I have this one for the retry:

Running with options:
Population: 1
Seed: 101
Provider Seed:1693332487663
Reference Time: 1693332487663
Location: Massachusetts
Min Age: 0
Max Age: 140
1 -- Garrett899 VonRueden376 (57 y/o M) Norfolk, Massachusetts  (84735)
Records: total=1, alive=1, dead=0
RNG=1
Clinician RNG=5644

with the CSV file being this:

45746e91-d759-c73c-b033-56587d814cca,1966-05-04,,999-60-4143,S99962688,X73514809X,Mr.,Garrett899,VonRueden376,,,M,white,nonhispanic,M,Franklin  Massachusetts  US,419 Rogahn Alley,Norfolk,Massachusetts,Norfolk County,,00000,42.1328679377805,-71.29048599718199,55929.45,451474.93,749961

In that case, the zip code is missing, completely and not the one in the output (84735)

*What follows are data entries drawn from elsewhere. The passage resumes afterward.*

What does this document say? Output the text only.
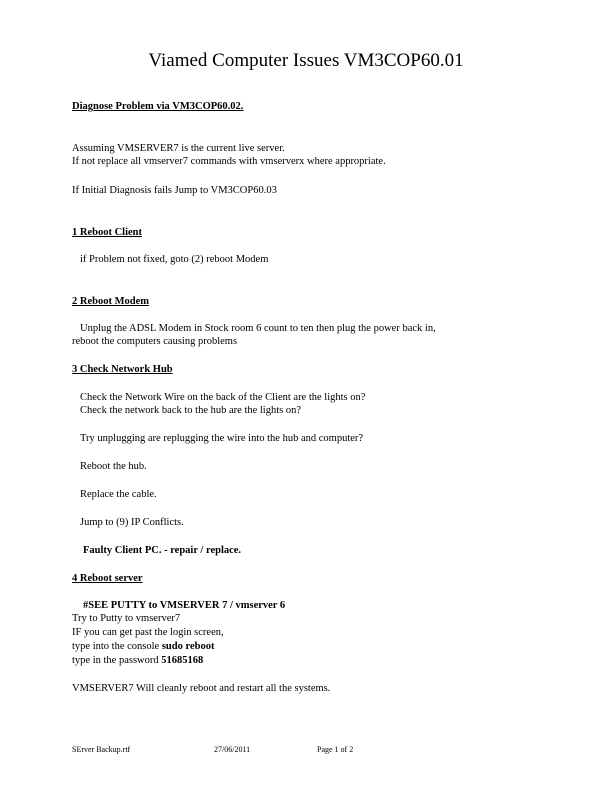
Viamed Computer Issues VM3COP60.01
Diagnose Problem via VM3COP60.02.
Assuming VMSERVER7 is the current live server.
If not replace all vmserver7 commands with vmserverx where appropriate.
If Initial Diagnosis fails Jump to VM3COP60.03
1 Reboot Client
if Problem not fixed, goto (2) reboot Modem
2 Reboot Modem
Unplug the ADSL Modem in Stock room 6 count to ten then plug the power back in,
reboot the computers causing problems
3 Check Network Hub
Check the Network Wire on the back of the Client are the lights on?
Check the network back to the hub are the lights on?
Try unplugging are replugging the wire into the hub and computer?
Reboot the hub.
Replace the cable.
Jump to (9) IP Conflicts.
Faulty Client PC. - repair / replace.
4 Reboot server
#SEE PUTTY to VMSERVER 7 / vmserver 6
Try to Putty to vmserver7
IF you can get past the login screen,
type into the console sudo reboot
type in the password 51685168
VMSERVER7 Will cleanly reboot and restart all the systems.
SErver Backup.rtf	27/06/2011	Page 1 of 2
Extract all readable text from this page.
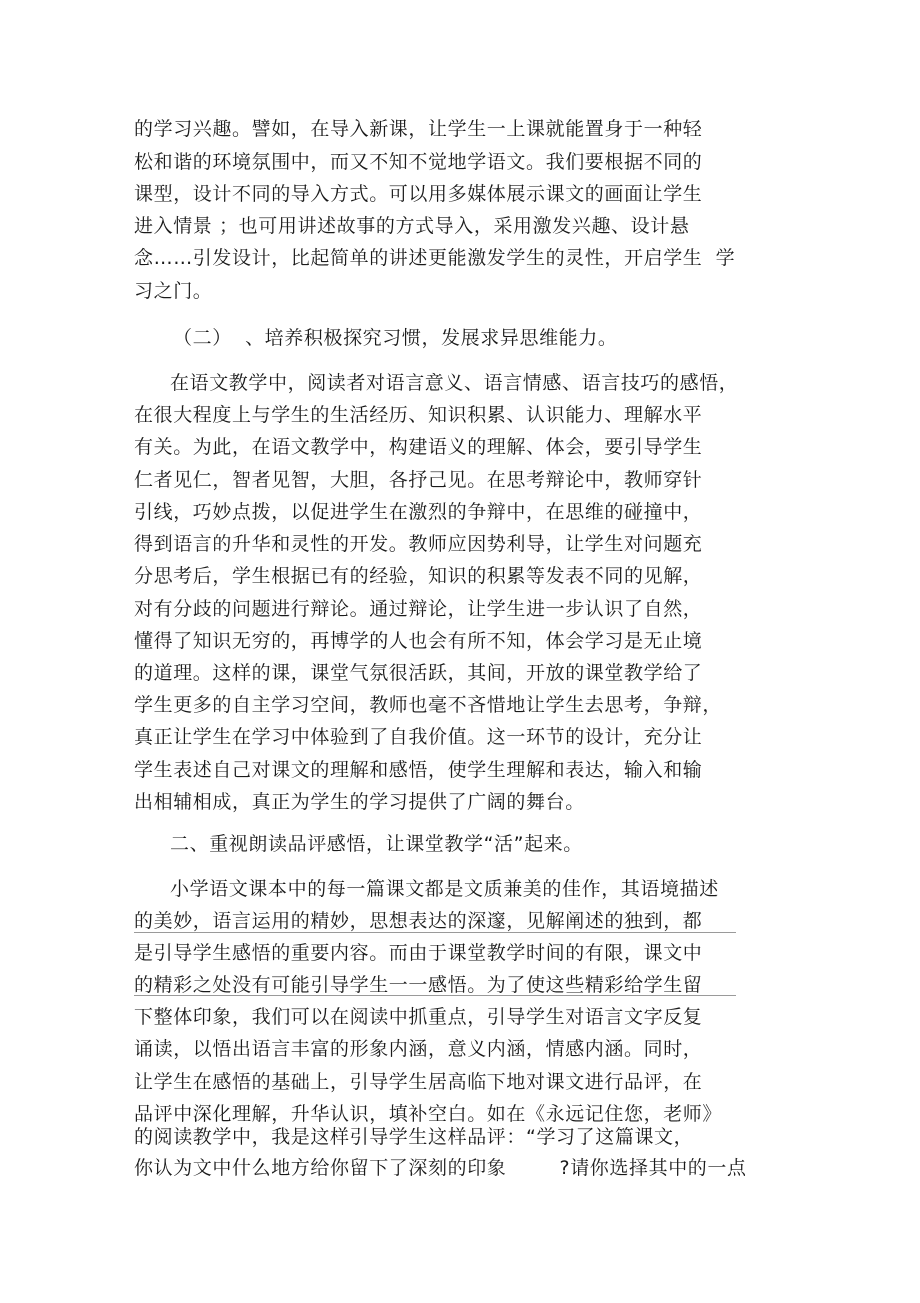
的学习兴趣。譬如，在导入新课，让学生一上课就能置身于一种轻
松和谐的环境氛围中，而又不知不觉地学语文。我们要根据不同的
课型，设计不同的导入方式。可以用多媒体展示课文的画面让学生
进入情景 ；也可用讲述故事的方式导入，采用激发兴趣、设计悬
念……引发设计，比起简单的讲述更能激发学生的灵性，开启学生  学
习之门。
（二）  、培养积极探究习惯，发展求异思维能力。
在语文教学中，阅读者对语言意义、语言情感、语言技巧的感悟，
在很大程度上与学生的生活经历、知识积累、认识能力、理解水平
有关。为此，在语文教学中，构建语义的理解、体会，要引导学生
仁者见仁，智者见智，大胆，各抒己见。在思考辩论中，教师穿针
引线，巧妙点拨，以促进学生在激烈的争辩中，在思维的碰撞中，
得到语言的升华和灵性的开发。教师应因势利导，让学生对问题充
分思考后，学生根据已有的经验，知识的积累等发表不同的见解，
对有分歧的问题进行辩论。通过辩论，让学生进一步认识了自然，
懂得了知识无穷的，再博学的人也会有所不知，体会学习是无止境
的道理。这样的课，课堂气氛很活跃，其间，开放的课堂教学给了
学生更多的自主学习空间，教师也毫不吝惜地让学生去思考，争辩，
真正让学生在学习中体验到了自我价值。这一环节的设计，充分让
学生表述自己对课文的理解和感悟，使学生理解和表达，输入和输
出相辅相成，真正为学生的学习提供了广阔的舞台。
二、重视朗读品评感悟，让课堂教学“活”起来。
小学语文课本中的每一篇课文都是文质兼美的佳作，其语境描述
的美妙，语言运用的精妙，思想表达的深邃，见解阐述的独到，都
是引导学生感悟的重要内容。而由于课堂教学时间的有限，课文中
的精彩之处没有可能引导学生一一感悟。为了使这些精彩给学生留
下整体印象，我们可以在阅读中抓重点，引导学生对语言文字反复
诵读，以悟出语言丰富的形象内涵，意义内涵，情感内涵。同时，
让学生在感悟的基础上，引导学生居高临下地对课文进行品评，在
品评中深化理解，升华认识，填补空白。如在《永远记住您，老师》
的阅读教学中，我是这样引导学生这样品评：“学习了这篇课文，
你认为文中什么地方给你留下了深刻的印象        ?请你选择其中的一点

thondeboer commented 1 year ago

And this is the metadata file

{
  "runID": "984705fd-dc7f-4ee8-99da-65a9a95da183",
  "seed": 101,
  "clinicianSeed": 1693332487663,
  "referenceTime": "20230829",
  "endTime": "20230829",
  "version": "master-branch-latest\n",
  "patientCount": 1,
  "providerCount": 1327,
  "payerCount": 9,
  "javaVersion": "11.0.20",
  "generate.thread_pool_size": -1,
  "generatorThreads": 20,
  "runStartTime": "2023-08-29T18:08:07Z",
  "runTimeInSeconds": 9,
  "exporter.years_of_history": "10",
  "state": "Massachusetts",
  "modules": "*"
}
jawalonoski commented 1 year ago

This is another case of the data dictionary being wrong.

The extra field is the FIPS county code, e.g., https://transition.fcc.gov/oet/info/maps/census/fips/fips.txt

I updated the data dictionary to reflect the field.